Комманш нетерпеливо отмахнулся.

— Наверное, вас воспитывали в строгости. Помнится, кто-то говорил мне, что вы росли в монастыре. Это правда?

Не зная, к чему он клонит, Хайди кивнула в знак согласия, сгорая от желания уйти. Однако Комманша, только что понервничавшего, теперь тянуло поболтать.

— У себя в монастыре вы, по-вашему, тоже спали? — резко спросил он. — Вы, с вашей обостренной чувствительностью, уж точно бодрствовали. Однако вы закрывали глаза на наиболее мощный фактор в жизни подростка, не желая его учитывать, — я говорю о сексуальности. Вам удалось подавить ее в себе и притвориться спящей невинным сном. Это именно то, что делают сейчас люди на Западе. Они подавляют в себе осведомленность о приближении кометы.
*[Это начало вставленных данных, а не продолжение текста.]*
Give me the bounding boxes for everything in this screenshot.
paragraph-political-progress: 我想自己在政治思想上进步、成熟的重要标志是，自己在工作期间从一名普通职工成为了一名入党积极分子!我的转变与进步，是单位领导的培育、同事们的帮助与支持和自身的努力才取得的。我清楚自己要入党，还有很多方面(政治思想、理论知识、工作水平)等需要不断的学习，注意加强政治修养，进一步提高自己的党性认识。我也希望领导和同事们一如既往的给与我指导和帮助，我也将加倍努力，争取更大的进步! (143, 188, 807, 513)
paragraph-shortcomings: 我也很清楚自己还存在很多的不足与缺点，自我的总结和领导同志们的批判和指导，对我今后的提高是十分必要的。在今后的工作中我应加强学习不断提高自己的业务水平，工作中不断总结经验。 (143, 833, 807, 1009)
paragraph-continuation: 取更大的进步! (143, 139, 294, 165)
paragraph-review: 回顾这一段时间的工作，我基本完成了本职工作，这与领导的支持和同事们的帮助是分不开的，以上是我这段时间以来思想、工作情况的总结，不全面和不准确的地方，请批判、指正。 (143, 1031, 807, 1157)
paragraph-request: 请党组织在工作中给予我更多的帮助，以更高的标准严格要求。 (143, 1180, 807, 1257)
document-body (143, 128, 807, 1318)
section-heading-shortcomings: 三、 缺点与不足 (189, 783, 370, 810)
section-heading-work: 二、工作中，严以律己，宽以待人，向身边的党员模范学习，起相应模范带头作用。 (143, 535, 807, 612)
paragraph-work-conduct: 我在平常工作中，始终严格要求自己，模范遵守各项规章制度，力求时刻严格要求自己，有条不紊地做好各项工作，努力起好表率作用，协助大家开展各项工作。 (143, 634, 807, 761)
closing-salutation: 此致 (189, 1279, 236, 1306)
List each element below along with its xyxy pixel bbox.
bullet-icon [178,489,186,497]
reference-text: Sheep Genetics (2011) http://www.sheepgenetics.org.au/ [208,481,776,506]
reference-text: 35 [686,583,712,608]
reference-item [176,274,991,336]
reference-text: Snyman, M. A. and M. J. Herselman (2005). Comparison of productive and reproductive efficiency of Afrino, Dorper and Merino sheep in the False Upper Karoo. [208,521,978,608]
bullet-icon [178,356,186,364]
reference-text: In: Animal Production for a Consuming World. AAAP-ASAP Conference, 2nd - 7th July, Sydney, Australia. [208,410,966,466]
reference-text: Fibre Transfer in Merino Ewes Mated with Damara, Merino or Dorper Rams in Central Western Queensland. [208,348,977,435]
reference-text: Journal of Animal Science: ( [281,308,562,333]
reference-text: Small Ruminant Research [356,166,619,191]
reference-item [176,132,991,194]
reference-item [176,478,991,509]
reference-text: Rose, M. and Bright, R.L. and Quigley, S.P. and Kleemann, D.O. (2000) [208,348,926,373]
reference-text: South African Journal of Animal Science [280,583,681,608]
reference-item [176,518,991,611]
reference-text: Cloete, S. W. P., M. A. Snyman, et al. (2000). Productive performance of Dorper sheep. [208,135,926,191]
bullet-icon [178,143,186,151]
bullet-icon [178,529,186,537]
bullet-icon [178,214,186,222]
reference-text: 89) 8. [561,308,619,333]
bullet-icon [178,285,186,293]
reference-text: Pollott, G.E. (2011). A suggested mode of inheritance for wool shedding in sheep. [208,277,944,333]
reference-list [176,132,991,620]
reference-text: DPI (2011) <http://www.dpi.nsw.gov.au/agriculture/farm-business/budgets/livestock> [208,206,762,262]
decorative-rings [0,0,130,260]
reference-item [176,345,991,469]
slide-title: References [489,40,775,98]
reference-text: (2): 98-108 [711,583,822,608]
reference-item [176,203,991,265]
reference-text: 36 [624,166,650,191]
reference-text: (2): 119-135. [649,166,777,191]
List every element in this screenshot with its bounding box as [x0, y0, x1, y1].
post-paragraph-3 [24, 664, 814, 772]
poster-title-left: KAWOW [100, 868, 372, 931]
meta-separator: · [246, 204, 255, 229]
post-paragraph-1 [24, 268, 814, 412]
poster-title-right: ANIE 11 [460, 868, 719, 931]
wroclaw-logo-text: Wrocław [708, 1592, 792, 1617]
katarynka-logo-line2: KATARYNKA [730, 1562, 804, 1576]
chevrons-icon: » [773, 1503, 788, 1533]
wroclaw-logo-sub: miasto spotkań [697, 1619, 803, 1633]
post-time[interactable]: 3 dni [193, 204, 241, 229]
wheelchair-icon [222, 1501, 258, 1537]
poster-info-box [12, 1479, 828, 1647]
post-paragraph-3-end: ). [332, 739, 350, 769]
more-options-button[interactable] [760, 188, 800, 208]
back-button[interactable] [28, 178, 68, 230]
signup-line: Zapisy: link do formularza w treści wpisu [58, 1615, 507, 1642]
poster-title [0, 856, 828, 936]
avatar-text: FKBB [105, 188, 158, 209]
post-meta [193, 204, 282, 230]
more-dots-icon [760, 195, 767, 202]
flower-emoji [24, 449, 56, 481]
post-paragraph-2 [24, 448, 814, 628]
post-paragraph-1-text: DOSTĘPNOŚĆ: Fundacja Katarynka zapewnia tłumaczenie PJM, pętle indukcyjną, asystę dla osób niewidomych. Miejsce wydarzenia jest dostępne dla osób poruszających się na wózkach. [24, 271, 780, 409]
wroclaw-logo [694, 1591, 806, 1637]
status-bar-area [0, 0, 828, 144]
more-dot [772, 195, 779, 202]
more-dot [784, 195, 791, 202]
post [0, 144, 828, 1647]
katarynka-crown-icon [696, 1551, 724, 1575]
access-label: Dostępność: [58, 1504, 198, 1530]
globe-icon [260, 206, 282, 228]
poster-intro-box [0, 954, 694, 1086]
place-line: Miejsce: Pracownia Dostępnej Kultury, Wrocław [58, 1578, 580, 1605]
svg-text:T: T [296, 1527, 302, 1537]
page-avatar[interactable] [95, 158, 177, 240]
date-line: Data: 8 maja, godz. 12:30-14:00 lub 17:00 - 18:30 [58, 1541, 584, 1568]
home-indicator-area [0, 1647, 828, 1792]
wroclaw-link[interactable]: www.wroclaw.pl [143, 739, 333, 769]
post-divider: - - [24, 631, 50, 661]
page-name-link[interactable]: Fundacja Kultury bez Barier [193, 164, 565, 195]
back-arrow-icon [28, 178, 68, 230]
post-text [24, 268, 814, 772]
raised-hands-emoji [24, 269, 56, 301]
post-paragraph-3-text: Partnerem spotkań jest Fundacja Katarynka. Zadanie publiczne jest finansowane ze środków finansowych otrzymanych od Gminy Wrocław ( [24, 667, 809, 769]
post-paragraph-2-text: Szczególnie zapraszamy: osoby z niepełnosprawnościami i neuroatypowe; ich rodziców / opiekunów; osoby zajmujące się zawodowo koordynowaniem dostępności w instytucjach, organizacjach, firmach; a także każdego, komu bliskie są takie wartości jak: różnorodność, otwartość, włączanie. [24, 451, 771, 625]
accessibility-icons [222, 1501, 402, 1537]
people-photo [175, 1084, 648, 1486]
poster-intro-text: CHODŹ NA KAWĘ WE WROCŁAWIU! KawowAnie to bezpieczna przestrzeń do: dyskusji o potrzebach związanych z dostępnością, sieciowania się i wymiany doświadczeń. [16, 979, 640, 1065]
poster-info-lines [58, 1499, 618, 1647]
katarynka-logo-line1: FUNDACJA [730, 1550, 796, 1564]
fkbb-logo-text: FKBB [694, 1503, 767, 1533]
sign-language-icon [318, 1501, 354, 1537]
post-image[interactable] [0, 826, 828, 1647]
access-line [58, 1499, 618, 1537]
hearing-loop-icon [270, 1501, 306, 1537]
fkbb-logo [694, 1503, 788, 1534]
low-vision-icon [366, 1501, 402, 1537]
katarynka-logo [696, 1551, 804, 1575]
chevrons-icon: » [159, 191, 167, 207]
Нам пока недостает понимания глубины политического инстинкта, которым наделены люди и который подчиняется тем же психологическим законом, что и половое влечение. Подобно всем жизненным инстинктам, он иррационален и неподвержен разумному внушению. Политическая психика человека содержит примитивный, дикий стержень и обширное суперэго; механизмы, с помощью которых она подавляет очевидные факты, ее внутренний цензор, куда более эффективны, нежели государственная цензура, и отметает всякую неудобоваримую информацию, не давая ей добраться до нервных окончаний…

Несмотря на стремление остаться наедине с собой, Хайди обнаружила, что снова сидит — на этот раз на ручке кресла.

— Каков же практический вывод? — спросила она, пытаясь навести порядок в собственных мыслях.

— Он совершенно отрицателен, — ответил Комманш, определенно обращавшийся скорее к себе самому, чем к Хайди. Ей пришло в голову, что так с ней случалось всегда: несмотря на все ее грехи и ошибки, она была отличной слушательницей. Улыбаясь в душе, она представила себя сидящей на скамье подсудимых и с умным, внимательным выражением на лице слушающей речь государственного обвинителя, требующего для нее смертной казни. Именно в этот момент она впервые увидела противные кавычки.